OSHA’s April 16th enforcement memo* acknowledged the difficulties employers are experiencing because of COVID-19, including travel bans, restrictions on group sizes, stay-at-home orders, and limited availability of the contractors, consultants, or employees who usually provide on-site training. The memo, written for OSHA inspectors, explained that OSHA will take an employer’s efforts to comply with annual training requirements into account and evaluate whether the employer “made good faith efforts to comply with applicable OSHA standards.” This means that if you were unable to complete required training, you don’t allow untrained employees to be exposed to hazards from tasks, processes, or equipment.

In addition, OSHA will look to see if you have explored all the avenues open to you, which could include using virtual or online training options.


Pros and cons of traditional online learning

If this pandemic has taught us anything, it’s that there are many ways to accomplish online training. The traditional online training module has the employee watch a video or PowerPoint presentation and answer quiz questions. The advantage to this type of learning platform is it provides uniform information to all employees. Once you create the material, you can share it with a large number of employees and know that they’re all getting the same message. Employees can learn at their own pace, stop the presentation if they need time to digest it or go back to review a difficult concept. You can easily track their scores on online quizzes and document that required training has been completed.

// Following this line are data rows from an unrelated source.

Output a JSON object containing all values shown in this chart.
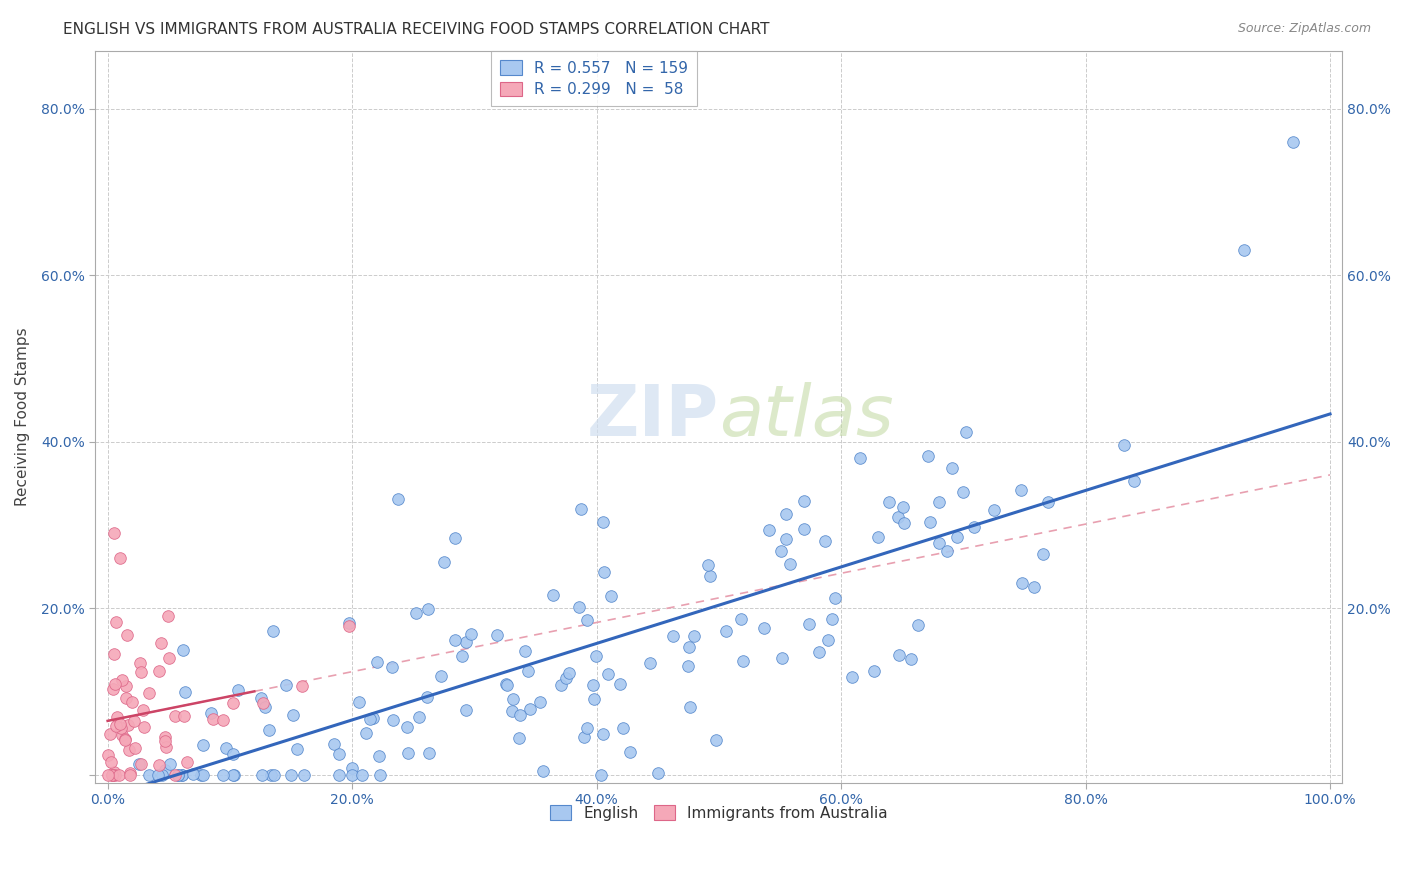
{
  "title": "ENGLISH VS IMMIGRANTS FROM AUSTRALIA RECEIVING FOOD STAMPS CORRELATION CHART",
  "source": "Source: ZipAtlas.com",
  "xlabel": "",
  "ylabel": "Receiving Food Stamps",
  "legend_labels": [
    "English",
    "Immigrants from Australia"
  ],
  "legend_r": [
    "R = 0.557",
    "R = 0.299"
  ],
  "legend_n": [
    "N = 159",
    "N =  58"
  ],
  "color_english": "#a8c8f0",
  "color_immigrants": "#f5a8b8",
  "edge_color_english": "#5588cc",
  "edge_color_immigrants": "#dd6688",
  "trend_english_color": "#3366bb",
  "trend_immigrants_solid_color": "#cc4466",
  "trend_immigrants_dash_color": "#e8a0b0",
  "watermark_text": "ZIPatlas",
  "xlim": [
    -0.01,
    1.01
  ],
  "ylim": [
    -0.01,
    0.87
  ],
  "xtick_vals": [
    0.0,
    0.2,
    0.4,
    0.6,
    0.8,
    1.0
  ],
  "xtick_labels": [
    "0.0%",
    "20.0%",
    "40.0%",
    "60.0%",
    "80.0%",
    "100.0%"
  ],
  "ytick_vals": [
    0.0,
    0.2,
    0.4,
    0.6,
    0.8
  ],
  "ytick_labels": [
    "",
    "20.0%",
    "40.0%",
    "60.0%",
    "80.0%"
  ],
  "english_seed": 12345,
  "immigrants_seed": 67890
}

One of the main challenges to this type of online learning is OSHA’s requirement to tailor training programs to a particular job, including site-specific hazards, hazards unique to the equipment being used, and the personal protective equipment assigned to the task. Also, for many OSHA standards, the agency requires a qualified person to be available to answer employee questions.

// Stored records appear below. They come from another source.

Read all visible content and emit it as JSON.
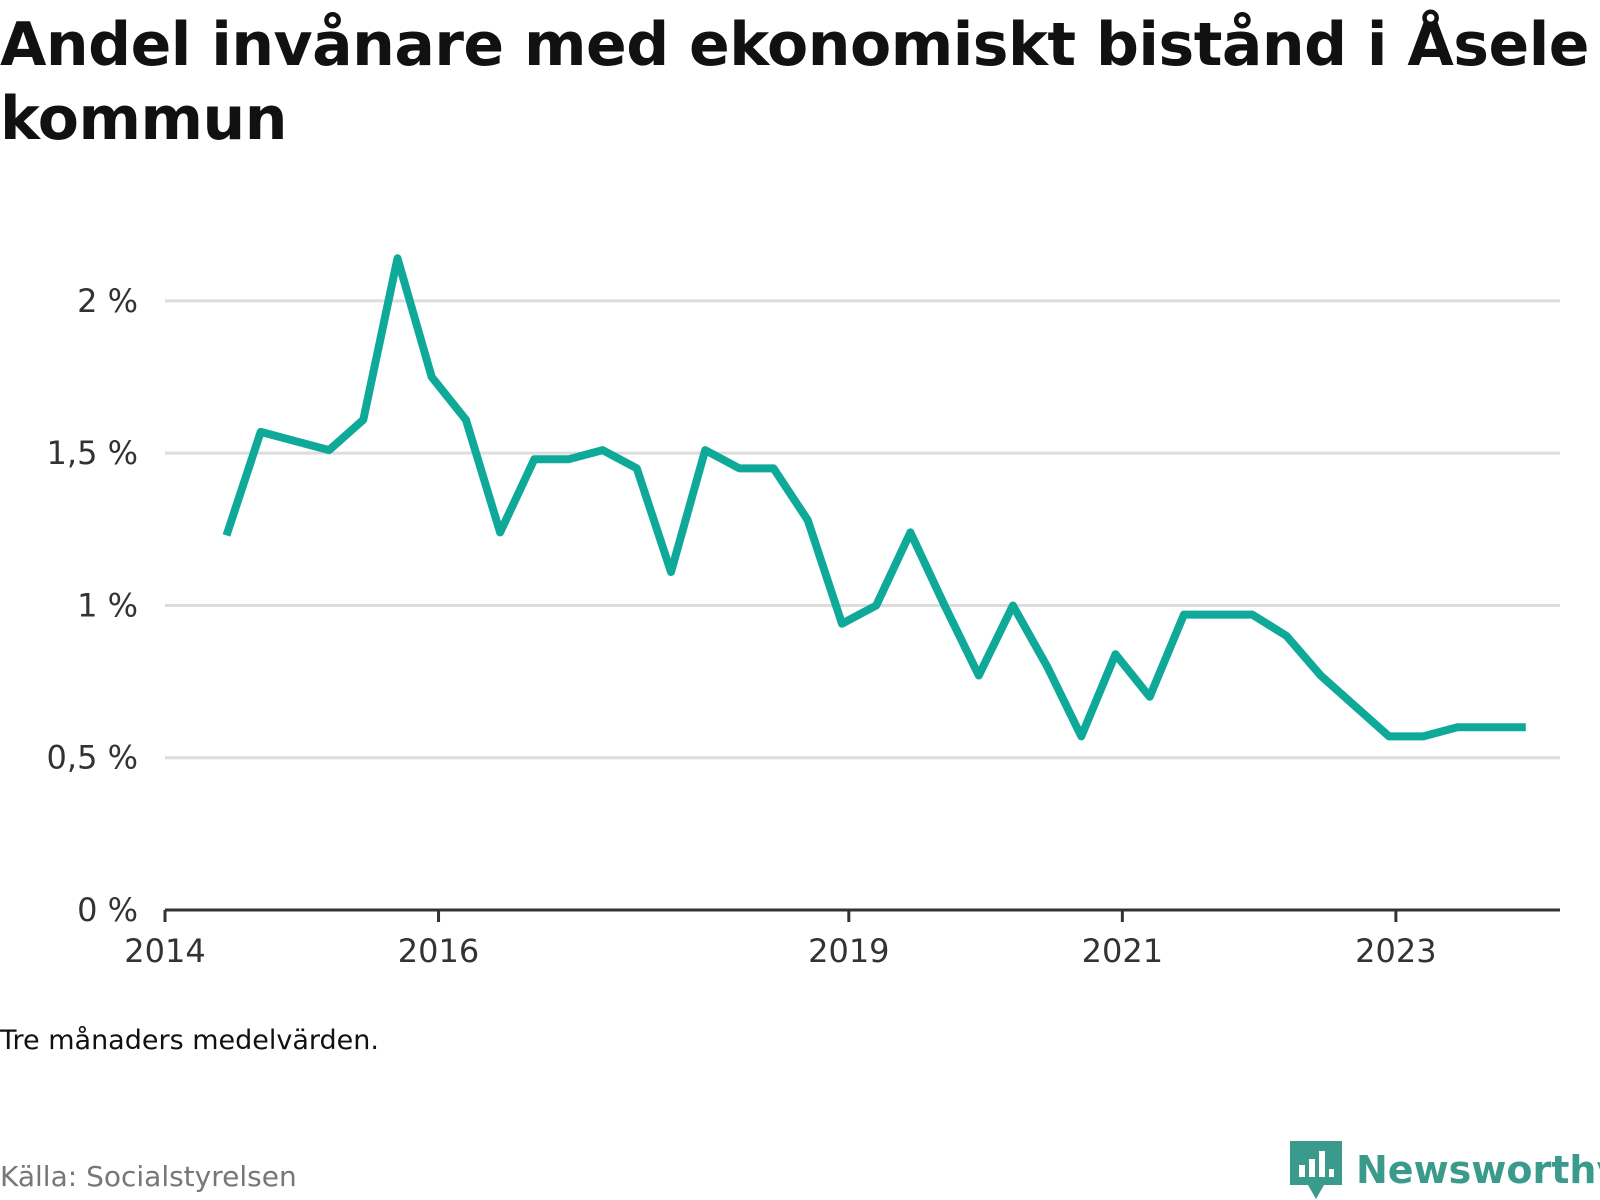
{
  "chart_data": {
    "type": "line",
    "title": "Andel invånare med ekonomiskt bistånd i Åsele kommun",
    "ylabel": "",
    "xlabel": "",
    "ylim": [
      0,
      2.2
    ],
    "xlim": [
      2014.0,
      2024.2
    ],
    "y_ticks": [
      0,
      0.5,
      1,
      1.5,
      2
    ],
    "y_tick_labels": [
      "0 %",
      "0,5 %",
      "1 %",
      "1,5 %",
      "2 %"
    ],
    "x_ticks": [
      2014,
      2016,
      2019,
      2021,
      2023
    ],
    "x_tick_labels": [
      "2014",
      "2016",
      "2019",
      "2021",
      "2023"
    ],
    "grid": true,
    "line_color": "#0fa99a",
    "series": [
      {
        "x": [
          2014.45,
          2014.7,
          2014.95,
          2015.2,
          2015.45,
          2015.7,
          2015.95,
          2016.2,
          2016.45,
          2016.7,
          2016.95,
          2017.2,
          2017.45,
          2017.7,
          2017.95,
          2018.2,
          2018.45,
          2018.7,
          2018.95,
          2019.2,
          2019.45,
          2019.7,
          2019.95,
          2020.2,
          2020.45,
          2020.7,
          2020.95,
          2021.2,
          2021.45,
          2021.7,
          2021.95,
          2022.2,
          2022.45,
          2022.7,
          2022.95,
          2023.2,
          2023.45,
          2023.7,
          2023.95
        ],
        "values": [
          1.23,
          1.57,
          1.54,
          1.51,
          1.61,
          2.14,
          1.75,
          1.61,
          1.24,
          1.48,
          1.48,
          1.51,
          1.45,
          1.11,
          1.51,
          1.45,
          1.45,
          1.28,
          0.94,
          1.0,
          1.24,
          1.0,
          0.77,
          1.0,
          0.8,
          0.57,
          0.84,
          0.7,
          0.97,
          0.97,
          0.97,
          0.9,
          0.77,
          0.67,
          0.57,
          0.57,
          0.6,
          0.6,
          0.6
        ]
      }
    ]
  },
  "note": "Tre månaders medelvärden.",
  "source": "Källa: Socialstyrelsen",
  "brand": {
    "name": "Newsworthy",
    "icon": "newsworthy-logo-icon",
    "color": "#3a9b8d"
  }
}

Going beyond traditional online training

What if you could have all the benefits of virtual training and all the benefits of in-person classroom training? Now, with the enhanced capabilities of conferencing platforms such as Microsoft Teams, Zoom, Skype, and many other choices, you can be “live” and still social distance. These platforms allow you to share your screen, answer questions as they arise, ask questions of your learners, encourage sharing among workers, and show short videos. You can try presenting training in a panel format made up of qualified trainers, competent employees, safety champions, and even special guests. Think about getting an expert in the field to help you present the training, or someone who has first-hand experience with your training topic.

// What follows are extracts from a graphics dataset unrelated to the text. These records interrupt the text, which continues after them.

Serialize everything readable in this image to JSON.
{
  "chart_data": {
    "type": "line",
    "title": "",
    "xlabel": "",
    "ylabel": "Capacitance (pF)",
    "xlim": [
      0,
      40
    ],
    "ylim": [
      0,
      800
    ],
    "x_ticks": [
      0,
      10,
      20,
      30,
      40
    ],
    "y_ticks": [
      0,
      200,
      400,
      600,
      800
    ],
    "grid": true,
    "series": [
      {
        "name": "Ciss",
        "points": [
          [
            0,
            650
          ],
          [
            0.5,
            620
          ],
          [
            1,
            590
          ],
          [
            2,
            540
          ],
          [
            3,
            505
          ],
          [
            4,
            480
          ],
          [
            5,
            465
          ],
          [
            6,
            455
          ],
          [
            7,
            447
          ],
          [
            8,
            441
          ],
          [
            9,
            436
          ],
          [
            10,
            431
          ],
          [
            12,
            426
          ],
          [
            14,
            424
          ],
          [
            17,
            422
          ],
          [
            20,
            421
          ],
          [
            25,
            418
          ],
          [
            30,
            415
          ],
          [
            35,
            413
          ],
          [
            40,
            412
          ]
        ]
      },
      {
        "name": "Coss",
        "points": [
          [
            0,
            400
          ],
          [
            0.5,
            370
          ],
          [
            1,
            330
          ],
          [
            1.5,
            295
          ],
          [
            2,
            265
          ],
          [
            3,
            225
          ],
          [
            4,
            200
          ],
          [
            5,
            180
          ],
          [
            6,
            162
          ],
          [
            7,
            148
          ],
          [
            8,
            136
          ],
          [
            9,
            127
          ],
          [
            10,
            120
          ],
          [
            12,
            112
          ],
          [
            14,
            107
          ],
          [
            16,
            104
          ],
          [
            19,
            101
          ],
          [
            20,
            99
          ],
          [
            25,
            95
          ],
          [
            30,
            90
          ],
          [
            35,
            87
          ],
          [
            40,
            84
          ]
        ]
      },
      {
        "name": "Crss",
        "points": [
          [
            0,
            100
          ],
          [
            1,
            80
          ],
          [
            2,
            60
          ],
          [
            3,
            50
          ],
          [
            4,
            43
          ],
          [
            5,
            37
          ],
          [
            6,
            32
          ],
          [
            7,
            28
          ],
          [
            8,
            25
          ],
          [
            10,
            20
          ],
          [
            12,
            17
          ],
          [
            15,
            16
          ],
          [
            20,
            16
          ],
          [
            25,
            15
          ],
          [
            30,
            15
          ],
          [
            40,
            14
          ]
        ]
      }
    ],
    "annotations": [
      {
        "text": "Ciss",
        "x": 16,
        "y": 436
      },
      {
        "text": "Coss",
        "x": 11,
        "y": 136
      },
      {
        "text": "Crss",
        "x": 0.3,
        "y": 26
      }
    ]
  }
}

Smorgasbord of online training ideas

You don’t have to stick with tradition. Here are a few creative ways to use online platforms for training:

  • Videos are a great way to get your message across. You can purchase professional videos, use OSHA-created videos, or develop your own demonstration videos on topics such as challenges with PPE fitting, disinfecting surfaces, walking on ice, or avoiding heat stress.
  • Open a “chat” channel with your workers. This could take the place of in-person toolbox talks or safety circles. Use private chats to let workers ask questions of you that they might be uncomfortable asking in front of others.
  • Put together online safety quizzes or contests for the chance to win a prize.
  • Invest in simulation training, which offers a more lifelike training experience for certain jobs, such as driving a forklift. Note that this can be a more expensive option.

*Kapust, Patrick. “Discretion in Enforcement when Considering and Employer’s Good Faith Efforts During the Coronavirus Disease 2019 (COVID-19) Pandemic.” Occupational Safety and Health Administration (OSHA) Memorandum for Regional Administrators and State Plan Designees (April 16, 2020).